Bacteria and immune response model

The names of the variables and parameters are arbitrary. If we think of bacteria and the immune response, we might name them B and I instead.

\[ \begin{aligned} \dot{B} & = g B(1-\frac{B}{B_{max}}) - d_B B - kBI\\ \dot{I} & = r BI - d_I I \end{aligned} \] \[ \begin{aligned} B_{t+dt} & = B_t + dt(g B_t(1-\frac{B_t}{B_{max}}) - d_B B_t - k B_t I_t)\\ I_{t+dt} & = I_t + dt( r B_t I_t - d_I I_t) \end{aligned} \]

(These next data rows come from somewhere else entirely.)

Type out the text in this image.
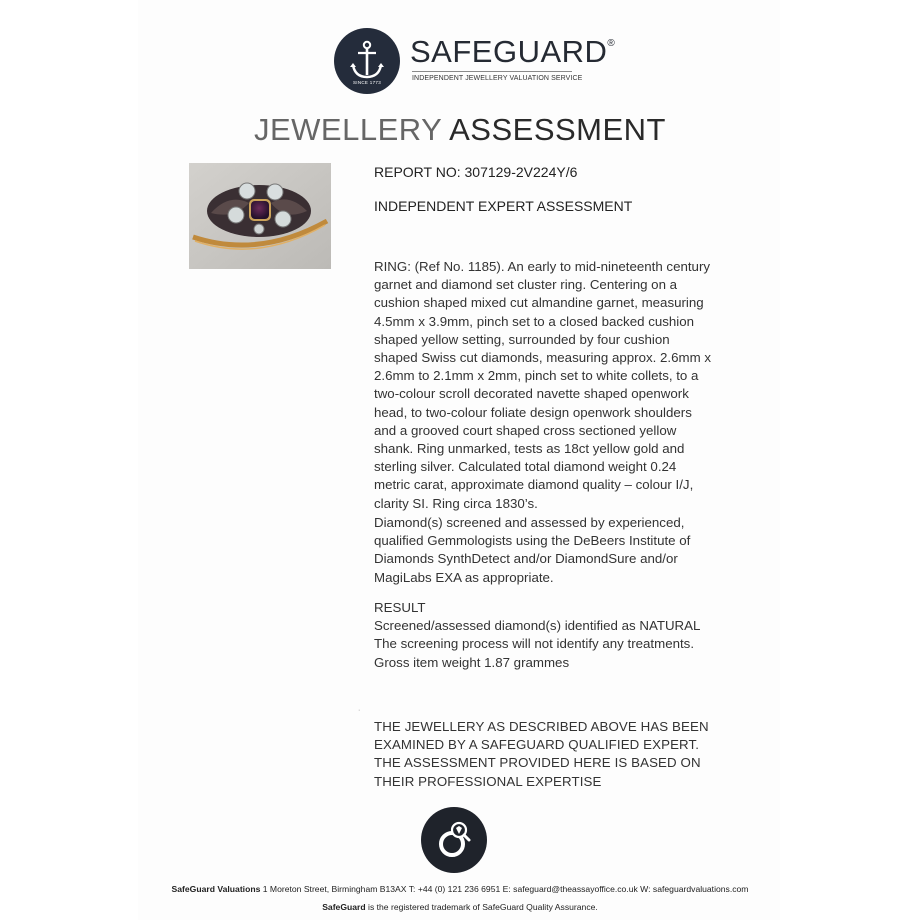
SINCE 1773
SAFEGUARD®
INDEPENDENT JEWELLERY VALUATION SERVICE
JEWELLERY ASSESSMENT
REPORT NO: 307129-2V224Y/6
INDEPENDENT EXPERT ASSESSMENT
RING: (Ref No. 1185). An early to mid-nineteenth century garnet and diamond set cluster ring. Centering on a cushion shaped mixed cut almandine garnet, measuring 4.5mm x 3.9mm, pinch set to a closed backed cushion shaped yellow setting, surrounded by four cushion shaped Swiss cut diamonds, measuring approx. 2.6mm x 2.6mm to 2.1mm x 2mm, pinch set to white collets, to a two-colour scroll decorated navette shaped openwork head, to two-colour foliate design openwork shoulders and a grooved court shaped cross sectioned yellow shank. Ring unmarked, tests as 18ct yellow gold and sterling silver. Calculated total diamond weight 0.24 metric carat, approximate diamond quality – colour I/J, clarity SI. Ring circa 1830’s.
Diamond(s) screened and assessed by experienced, qualified Gemmologists using the DeBeers Institute of Diamonds SynthDetect and/or DiamondSure and/or MagiLabs EXA as appropriate.
RESULT
Screened/assessed diamond(s) identified as NATURAL
The screening process will not identify any treatments.
Gross item weight 1.87 grammes
·
THE JEWELLERY AS DESCRIBED ABOVE HAS BEEN
EXAMINED BY A SAFEGUARD QUALIFIED EXPERT.
THE ASSESSMENT PROVIDED HERE IS BASED ON
THEIR PROFESSIONAL EXPERTISE
SafeGuard Valuations 1 Moreton Street, Birmingham B13AX T: +44 (0) 121 236 6951 E: safeguard@theassayoffice.co.uk W: safeguardvaluations.com
SafeGuard is the registered trademark of SafeGuard Quality Assurance.
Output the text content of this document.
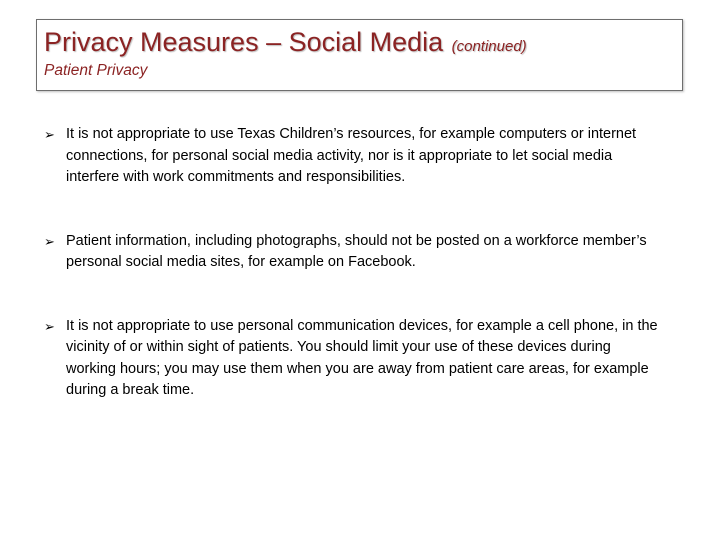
Privacy Measures – Social Media (continued)
Patient Privacy
➢ It is not appropriate to use Texas Children’s resources, for example computers or internet connections, for personal social media activity, nor is it appropriate to let social media interfere with work commitments and responsibilities.
➢ Patient information, including photographs, should not be posted on a workforce member’s personal social media sites, for example on Facebook.
➢ It is not appropriate to use personal communication devices, for example a cell phone, in the vicinity of or within sight of patients. You should limit your use of these devices during working hours; you may use them when you are away from patient care areas, for example during a break time.
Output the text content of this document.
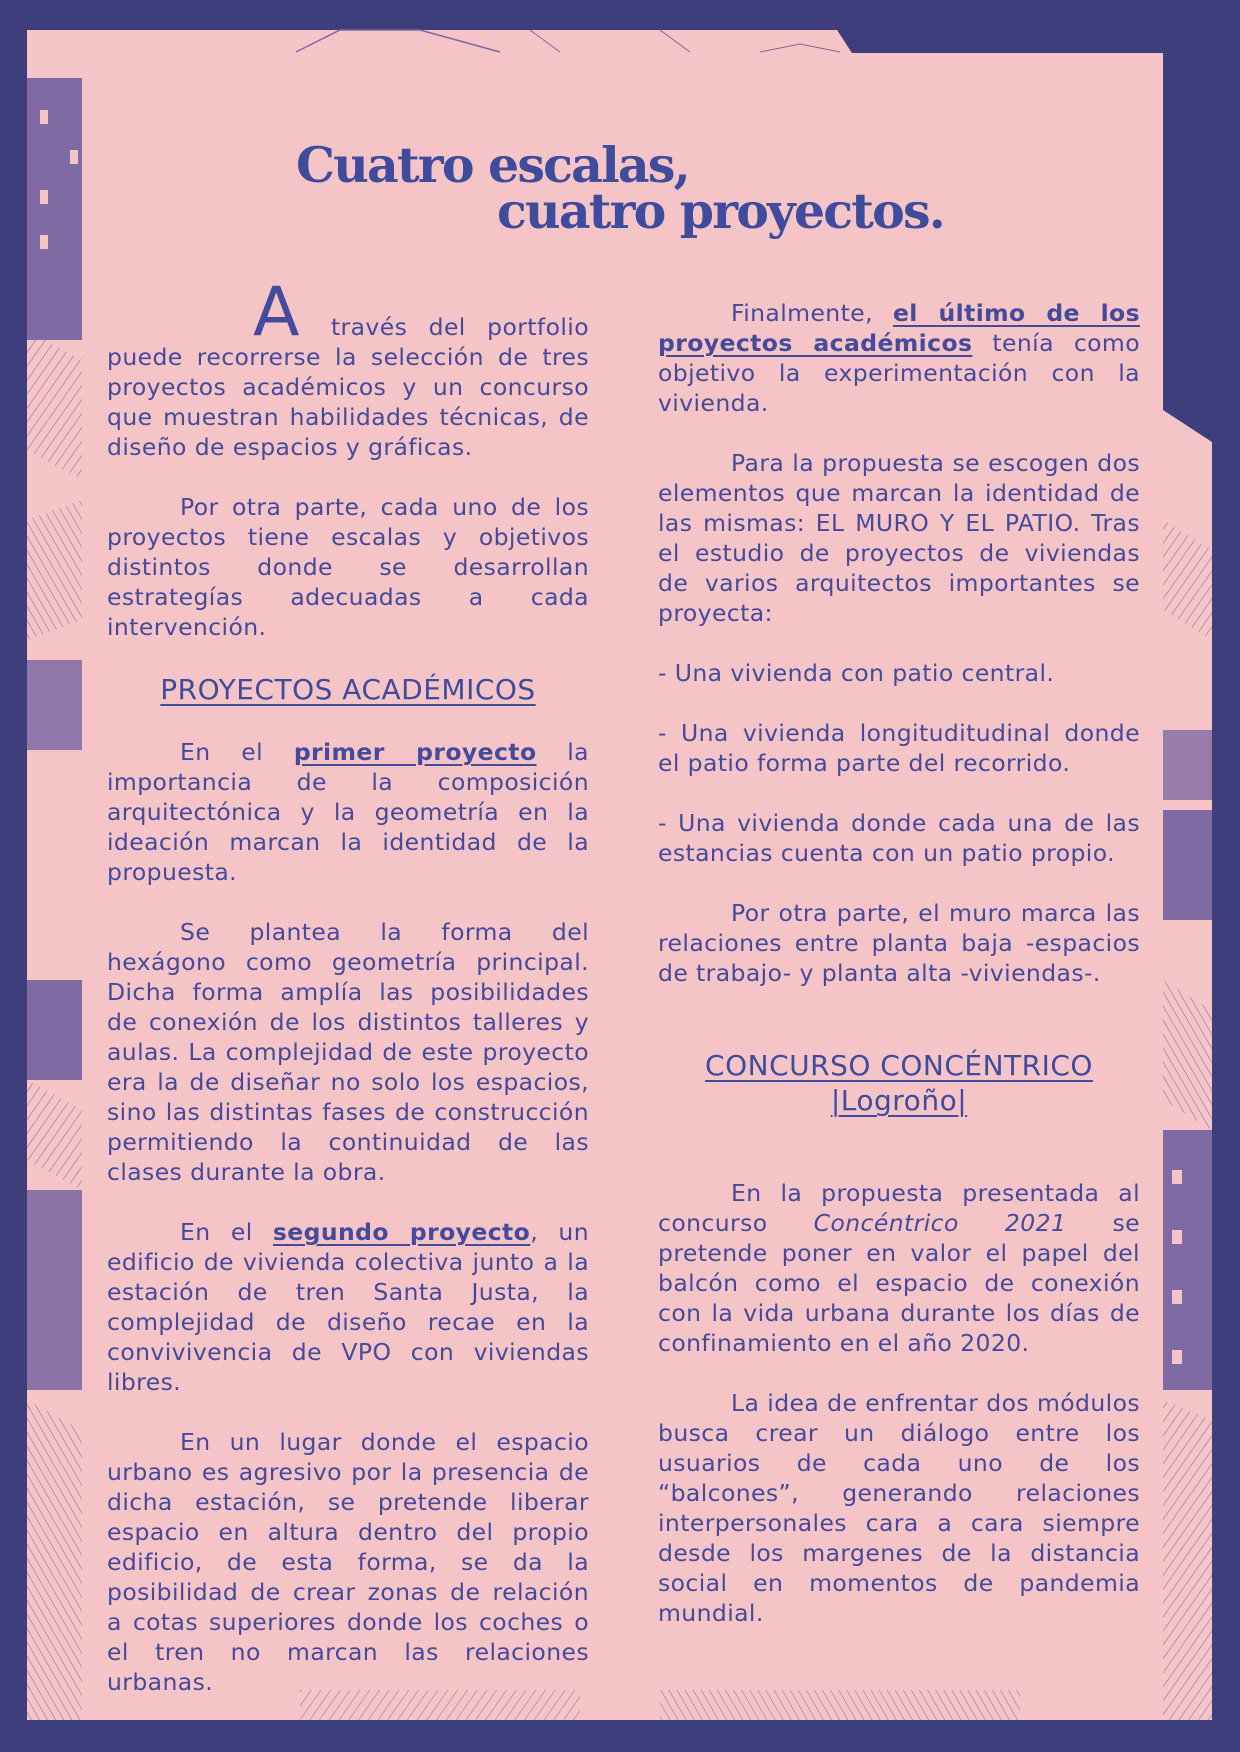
Cuatro escalas,
cuatro proyectos.

A través del portfolio puede recorrerse la selección de tres proyectos académicos y un concurso que muestran habilidades técnicas, de diseño de espacios y gráficas.

Por otra parte, cada uno de los proyectos tiene escalas y objetivos distintos donde se desarrollan estrategías adecuadas a cada intervención.

PROYECTOS ACADÉMICOS

En el primer proyecto la importancia de la composición arquitectónica y la geometría en la ideación marcan la identidad de la propuesta.

Se plantea la forma del hexágono como geometría principal. Dicha forma amplía las posibilidades de conexión de los distintos talleres y aulas. La complejidad de este proyecto era la de diseñar no solo los espacios, sino las distintas fases de construcción permitiendo la continuidad de las clases durante la obra.

En el segundo proyecto, un edificio de vivienda colectiva junto a la estación de tren Santa Justa, la complejidad de diseño recae en la convivivencia de VPO con viviendas libres.

En un lugar donde el espacio urbano es agresivo por la presencia de dicha estación, se pretende liberar espacio en altura dentro del propio edificio, de esta forma, se da la posibilidad de crear zonas de relación a cotas superiores donde los coches o el tren no marcan las relaciones urbanas.

Finalmente, el último de los proyectos académicos tenía como objetivo la experimentación con la vivienda.

Para la propuesta se escogen dos elementos que marcan la identidad de las mismas: EL MURO Y EL PATIO. Tras el estudio de proyectos de viviendas de varios arquitectos importantes se proyecta:

- Una vivienda con patio central.

- Una vivienda longituditudinal donde el patio forma parte del recorrido.

- Una vivienda donde cada una de las estancias cuenta con un patio propio.

Por otra parte, el muro marca las relaciones entre planta baja -espacios de trabajo- y planta alta -viviendas-.

CONCURSO CONCÉNTRICO
|Logroño|

En la propuesta presentada al concurso Concéntrico 2021 se pretende poner en valor el papel del balcón como el espacio de conexión con la vida urbana durante los días de confinamiento en el año 2020.

La idea de enfrentar dos módulos busca crear un diálogo entre los usuarios de cada uno de los “balcones”, generando relaciones interpersonales cara a cara siempre desde los margenes de la distancia social en momentos de pandemia mundial.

Graphical model representation

  • It is important to go back and forth between words, diagrams, equations.
  • Diagrams specify a model somewhat, but not completely. The diagram below could be implemented as ODEs or discrete time or stochastic models.

Model exploration

  • We could analyze the model behavior with ‘pencil and paper’ (or some software, e.g. Mathematica/Maxima). This only works for simple models.
  • We could analyze the model behavior by simulating it.
  • To simulate, we need to implement the model on a computer, specify starting (initial) conditions for all variables and values for all model parameters.
  • We’ll do those explorations shortly.

Handel et al 2020 NRI

Homework

  • If you haven’t already, install DSAIRM and take a look at the Basic Virus Model and Basic Bacteria Model apps.
  • Start looking at and going through the “What to do” tasks. You can try yourself first (better for learning), or look at the solutions right away (only suggested if you feel completely lost).
  • Take an especially close look at the solution for task 6 in the Basic Bacteria app, we will use a similar approach tomorrow.
  • Links to solution files are in the schedule of the class website.